Ober-Roden - Hohe Ehren für die Halle der Turngemeinde Ober-Roden: Am Samstag wimmelte es nur so von gekrönten Häuptern im altehrwürdigen Bau. Das neue Prinzenpaar Klaus III. (Ahne) und Uschi I. (Büttner) mit Kinderprinzenpaar wurden im Kreise vieler Vorgänger von den letztjährigen Monarchen Christian und Carolin Gotta mit ihre Insignien ausgestattet. Sie hatten auch gleich viel royalen Besuch. Prinzenpaare aus Frankfurt, Offenbach, Egelsbach und Bessungen gaben sich die Ehre.

Bürgermeister Roland Kern kam nicht umhin, den närrischen Regenten den großen Stadtschlüssel auszuhändigen und – entgegen der aktuellen Lage – auf einige Wochen Urlaub vom Regieren zu hoffen. Der sehr gerührte Prinz Klaus III. und ihre Lieblichkeit Uschi I. gelobten denn auch ihr Bestes zu geben: „Wir geloben, wir gehen als Letzte stets raus und machen für alle das Licht noch aus!“ Genießen konnten diese erste Fremdensitzung bislang noch die Kinderregenten Mia I. aus dem Hause Wöllenstein und Philipp I. (Löbig). Sie greifen erst am kommenden Sonntag zur Kindersitzung der TG ins Geschehen ein.

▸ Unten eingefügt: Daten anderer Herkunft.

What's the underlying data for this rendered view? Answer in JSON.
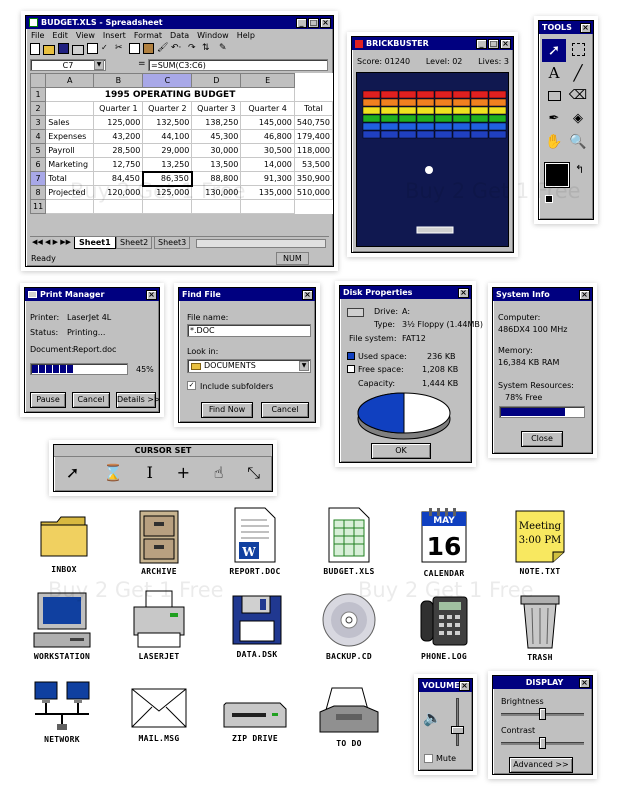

Nicht ausruhen kann sich dagegen wie gewohnt die Familie Reisert: Vater Reisert spielt beim Jugend-Musikzug der „Kiwis“ mit und sitzt am Elfertisch, zudem wurde er am Samstag für viele Jahre aktive Fastnacht geehrt. Der jüngste Spross Michi brilliert wieder einmal als Gesangssolist rund um das Thema: „Mundschenk oder Elferrat?“ Bruder Boris gibt seine wortreichen und zu Lachtränen rührenden Erfahrungen rund ums Babysitten weiter. Sascha, der Dritte im Bunde, ist bereits zum neunten Mal absolut honorabler Sitzungspräsident. Zudem beeindruckt er durch sein ausgefeiltes Protokoll: Mit dem hochbrisanten Thema „Wir haben die Wahl“ deckt er von USA über England und Österreich bis hin zu Blatter und Rödermark launig, aber durchaus nachdenklich das halbe Weltgeschehen ab. Lustig wird es, wenn er sich etwa den „Oxit“, den Auszug Orwischs aus Rödermark, blumig ausmalt.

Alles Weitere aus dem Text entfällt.